While there are no Kansas cases addressing whether a letter mailed to a district court has been construed as a notice of appeal, the Second Circuit Court of Appeals has construed a party's letter as the functional equivalent of a notice of appeal. In Haugen v. Nassau County Dept. of Social Services, 171 F.3d 136 (2d Cir. 1999), a county department of social services and the county sought to appeal from a judgment which found that they had violated the appellee's civil rights. Instead of filing a notice of appeal in the district court, the appellants submitted a letter to the judge who presided over the case. This letter, which the court received on the last day for the appeal to be considered timely, requested an extension of time to file the notice of appeal. The court denied their motion.

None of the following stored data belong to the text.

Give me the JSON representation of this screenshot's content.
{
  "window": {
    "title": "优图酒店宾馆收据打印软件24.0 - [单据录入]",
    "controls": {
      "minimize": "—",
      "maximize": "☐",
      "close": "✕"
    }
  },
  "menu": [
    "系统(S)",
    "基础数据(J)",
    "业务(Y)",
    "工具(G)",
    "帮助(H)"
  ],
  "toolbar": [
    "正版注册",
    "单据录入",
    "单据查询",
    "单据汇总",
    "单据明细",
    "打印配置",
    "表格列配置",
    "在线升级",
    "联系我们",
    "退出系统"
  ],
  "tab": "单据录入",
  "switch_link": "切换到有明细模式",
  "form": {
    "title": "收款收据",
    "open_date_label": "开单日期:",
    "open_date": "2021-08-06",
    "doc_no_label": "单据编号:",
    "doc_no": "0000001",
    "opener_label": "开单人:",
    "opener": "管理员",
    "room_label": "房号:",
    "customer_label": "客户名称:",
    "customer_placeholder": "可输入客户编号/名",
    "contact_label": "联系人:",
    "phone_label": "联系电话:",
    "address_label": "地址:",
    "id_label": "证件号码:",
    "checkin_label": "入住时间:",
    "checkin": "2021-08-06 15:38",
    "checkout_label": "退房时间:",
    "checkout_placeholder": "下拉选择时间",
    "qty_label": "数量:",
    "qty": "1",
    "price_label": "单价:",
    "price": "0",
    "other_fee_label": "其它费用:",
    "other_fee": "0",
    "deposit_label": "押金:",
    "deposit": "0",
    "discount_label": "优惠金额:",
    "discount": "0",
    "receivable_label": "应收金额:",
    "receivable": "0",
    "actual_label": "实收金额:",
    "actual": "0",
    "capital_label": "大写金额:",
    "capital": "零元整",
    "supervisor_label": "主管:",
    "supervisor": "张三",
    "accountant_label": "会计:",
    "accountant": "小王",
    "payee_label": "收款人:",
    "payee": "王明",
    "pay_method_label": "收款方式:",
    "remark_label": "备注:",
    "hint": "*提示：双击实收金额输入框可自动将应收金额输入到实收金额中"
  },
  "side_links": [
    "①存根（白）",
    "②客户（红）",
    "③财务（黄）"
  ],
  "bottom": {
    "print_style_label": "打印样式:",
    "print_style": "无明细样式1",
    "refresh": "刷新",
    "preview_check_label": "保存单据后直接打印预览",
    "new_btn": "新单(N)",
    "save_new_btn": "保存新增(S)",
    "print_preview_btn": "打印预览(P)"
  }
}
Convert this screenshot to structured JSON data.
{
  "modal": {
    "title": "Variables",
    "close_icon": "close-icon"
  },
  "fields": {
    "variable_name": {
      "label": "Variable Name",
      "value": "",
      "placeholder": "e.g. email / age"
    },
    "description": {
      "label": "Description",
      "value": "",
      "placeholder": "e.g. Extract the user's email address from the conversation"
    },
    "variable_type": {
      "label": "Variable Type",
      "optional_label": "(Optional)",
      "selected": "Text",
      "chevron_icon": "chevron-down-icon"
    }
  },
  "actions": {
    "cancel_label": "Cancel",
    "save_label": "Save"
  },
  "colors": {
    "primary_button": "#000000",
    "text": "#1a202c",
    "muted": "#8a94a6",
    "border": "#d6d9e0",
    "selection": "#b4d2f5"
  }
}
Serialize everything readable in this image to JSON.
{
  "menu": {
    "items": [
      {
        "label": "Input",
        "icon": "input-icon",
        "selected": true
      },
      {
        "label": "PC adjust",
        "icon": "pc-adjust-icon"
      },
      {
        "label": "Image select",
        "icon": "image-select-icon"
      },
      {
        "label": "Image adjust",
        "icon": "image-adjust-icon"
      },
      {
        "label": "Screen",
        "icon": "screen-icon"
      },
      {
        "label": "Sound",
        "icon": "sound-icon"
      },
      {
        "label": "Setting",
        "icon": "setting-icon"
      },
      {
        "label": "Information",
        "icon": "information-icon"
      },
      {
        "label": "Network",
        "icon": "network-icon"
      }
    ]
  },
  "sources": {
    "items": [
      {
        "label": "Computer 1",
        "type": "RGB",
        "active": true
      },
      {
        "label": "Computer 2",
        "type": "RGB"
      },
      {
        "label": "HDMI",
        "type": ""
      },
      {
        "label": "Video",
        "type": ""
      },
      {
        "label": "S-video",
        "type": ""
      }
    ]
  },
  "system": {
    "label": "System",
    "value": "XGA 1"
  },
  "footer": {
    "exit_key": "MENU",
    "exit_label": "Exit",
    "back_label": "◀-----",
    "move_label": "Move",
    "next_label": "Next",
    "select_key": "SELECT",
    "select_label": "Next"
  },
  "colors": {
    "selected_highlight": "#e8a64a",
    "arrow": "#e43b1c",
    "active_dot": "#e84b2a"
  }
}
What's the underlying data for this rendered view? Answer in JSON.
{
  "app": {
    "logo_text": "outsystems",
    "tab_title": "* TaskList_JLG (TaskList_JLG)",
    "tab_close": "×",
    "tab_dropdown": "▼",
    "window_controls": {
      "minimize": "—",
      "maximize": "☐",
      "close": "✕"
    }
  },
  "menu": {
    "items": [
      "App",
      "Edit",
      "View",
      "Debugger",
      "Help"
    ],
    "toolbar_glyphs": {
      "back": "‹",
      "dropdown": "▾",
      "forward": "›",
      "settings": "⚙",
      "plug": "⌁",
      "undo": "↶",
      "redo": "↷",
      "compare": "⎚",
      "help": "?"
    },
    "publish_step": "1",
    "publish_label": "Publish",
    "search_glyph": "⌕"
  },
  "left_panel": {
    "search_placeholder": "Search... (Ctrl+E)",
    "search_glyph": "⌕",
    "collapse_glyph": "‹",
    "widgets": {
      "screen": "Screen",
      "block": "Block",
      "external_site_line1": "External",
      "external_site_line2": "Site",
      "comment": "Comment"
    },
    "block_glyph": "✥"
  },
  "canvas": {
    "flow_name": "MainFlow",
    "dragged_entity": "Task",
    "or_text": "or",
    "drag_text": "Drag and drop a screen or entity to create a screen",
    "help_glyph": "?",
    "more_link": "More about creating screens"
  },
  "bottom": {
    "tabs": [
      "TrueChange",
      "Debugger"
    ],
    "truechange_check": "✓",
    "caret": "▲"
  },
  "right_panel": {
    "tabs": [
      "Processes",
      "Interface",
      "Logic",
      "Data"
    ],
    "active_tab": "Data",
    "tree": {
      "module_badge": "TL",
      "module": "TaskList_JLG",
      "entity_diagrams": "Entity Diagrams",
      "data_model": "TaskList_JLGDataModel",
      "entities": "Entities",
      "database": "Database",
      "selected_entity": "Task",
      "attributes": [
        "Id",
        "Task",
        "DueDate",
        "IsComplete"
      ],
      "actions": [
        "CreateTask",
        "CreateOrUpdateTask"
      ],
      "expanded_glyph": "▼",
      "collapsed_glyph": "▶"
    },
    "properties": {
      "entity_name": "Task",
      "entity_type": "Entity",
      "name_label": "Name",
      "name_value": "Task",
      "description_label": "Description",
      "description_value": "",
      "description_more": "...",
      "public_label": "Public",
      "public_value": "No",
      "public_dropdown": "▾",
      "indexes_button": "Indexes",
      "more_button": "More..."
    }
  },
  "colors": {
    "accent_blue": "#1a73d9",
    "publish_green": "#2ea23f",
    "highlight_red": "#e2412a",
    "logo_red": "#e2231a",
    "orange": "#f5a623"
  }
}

On appeal, the Second Circuit concluded that the letter requesting an extension to file a notice of appeal satisfied the federal rules for an effective notice of appeal. The Haugen court outlined the federal rules for filing an effective notice of appeal, including specifying the party taking the appeal; designating the judgment, order, or part thereof appealed from; and name of the court to which the appeal is taken. 171 F.3d at 138; see Fed. R. App. Proc. 3(c). Yet, with respect to informality, that same federal rule instructed: "An appeal must not be dismissed for informality of form or title of the notice of appeal, [or] for failure to name a party whose intent to appeal is otherwise clear from the notice." (Emphasis added.) Fed. R. App. Proc. 3(c)(7). In its consideration of the letter, the court noted that the letter had followed the essential appellate rules by stating a definite intention to appeal the judgment of the district court and to bring that appeal to "this court." The Haugen court held that the letter had satisfied these requirements and considered the appellants' appeal. 171 F.3d at 138.
Similarly, Ortiz-Larios submitted a letter to the same judge who presided over his sentencing, with a clear intent that he wished to appeal his sentence. Just as in Haugen, Ortiz-Larios submitted the letter within the time specified under K.S.A. 22-3608(c). Ortiz-Larios also specifically suggested to the court the attorney he wished to represent him on his appeal and was looking forward to the court's response. However, unlike in Haugen, where the district court did rule on the appellant's motion, here, outside of filing the letter with the clerk's office, nothing further was done.
From our review of Ortis-Larios' letter filed with the district court 10 days after his sentencing and given the language of his letter to the court expressing his desire to appeal his sentence, we find that Ortiz-Larios timely sought to appeal his sentence. He continued to correspond with the district court about his case, but he was never given the opportunity to appeal his sentence. Because a criminal defendant does enjoy certain procedural due process protections, including on appeal, Ortiz-Larios should be able to pursue his direct appeal. See Patton, 287 Kan. at 217. As a result of this disposition, we need not consider Ortiz-Larios' alternative arguments as to whether the district court should have granted his K.S.A. 60-1507 motion to permit an appeal out of time.
We reverse and remand for Ortiz-Larios to proceed with his direct appeal of his sentence, and we instruct the district court to appoint Ortiz-Larios appellate counsel under K.S.A. 22-4505(a).
Reversed and remanded with directions.